I swear, she like to drove me crazy. I'd say to myself, I'd say, "Why, she ain't nothing but a hindrance. I don't need to put up with this.' Then we would part.
But like always, she'd go smiling. And then later she'd keep coming around and coming around, and somehow I'd end up in the same old situation again. You understand?" I nodded. I could see it all happening but had not, up till now, imagined that it could happen to Jake.

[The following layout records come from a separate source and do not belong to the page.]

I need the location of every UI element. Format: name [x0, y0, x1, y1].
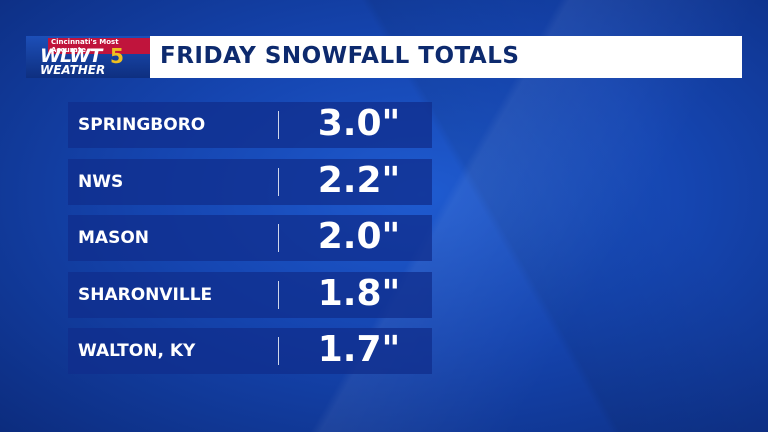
logo-call-sign: WLWT — [40, 45, 102, 67]
snowfall-total: 1.7" — [317, 329, 401, 370]
location-name: SHARONVILLE — [78, 284, 213, 305]
location-name: WALTON, KY — [78, 341, 196, 361]
station-logo: Cincinnati's Most Accurate WLWT 5 WEATHE… — [26, 36, 150, 78]
snowfall-total: 2.0" — [317, 216, 401, 257]
snowfall-total: 2.2" — [317, 159, 401, 201]
row-divider — [278, 224, 279, 252]
row-divider — [278, 167, 279, 196]
header-bar: Cincinnati's Most Accurate WLWT 5 WEATHE… — [26, 36, 742, 78]
location-name: MASON — [78, 228, 149, 248]
location-name: NWS — [78, 171, 124, 192]
row-divider — [278, 111, 279, 139]
logo-channel: 5 — [110, 44, 124, 68]
title: FRIDAY SNOWFALL TOTALS — [160, 43, 520, 69]
row-divider — [278, 280, 279, 309]
snowfall-total: 3.0" — [317, 103, 401, 144]
logo-tagline: Cincinnati's Most Accurate — [48, 38, 150, 54]
location-name: SPRINGBORO — [78, 115, 206, 135]
logo-brand: WEATHER — [40, 63, 106, 77]
table-row: WALTON, KY 1.7" — [68, 328, 432, 374]
snowfall-total: 1.8" — [317, 272, 401, 314]
row-divider — [278, 337, 279, 365]
table-row: SPRINGBORO 3.0" — [68, 102, 432, 148]
table-row: SHARONVILLE 1.8" — [68, 271, 432, 318]
table-row: NWS 2.2" — [68, 158, 432, 205]
table-row: MASON 2.0" — [68, 215, 432, 261]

"Then last fall, she calls me on the phone. Tells me she's expecting. A fluke: we were having one of our partings. I hadn't been near her since August.
Ordinarily I would try not to tamper with her anyway, but you know how it is sometimes. And I toitt say she had some part in it. A big part. I mean she would just… so there I was. What could I do? It had come up so sudden. Well, if she had wrote a letter maybe, give me time to think. But no, she has to telephone.
'Going to have a baby, Jake.' Happy as a queen. Says to me, 'I think we better get married.' "I was surprised, that's all. If I'd have thought I would have said, 'Now cool down, Mindy, well figure some other way of doing this.' But I was surprised. I said, 'Are you out of your flipping mind? Have you lost your marbles? Do you really believe I would get married, go that whole soft-living route?' I said. "Let alone marry you' Then I hung up. I was fit to be tied, I was as mad as I could get. But I know I should have handled it better than what I did."
"You were just startled," I told him.
I didn't mean to take his side like that. But I was touched by the tense, despairing way his hands were gripping the steering wheel. His bitten fingernails pained me. "I would have said the same thing," I told him.
"Well," said Jake. "Week or two passes, month or two passes, I get to thinking. I hadn't seen her in all that time and was starting to notice she was missing. Pictures would pop into my mind. Them perky little bandannas she wore.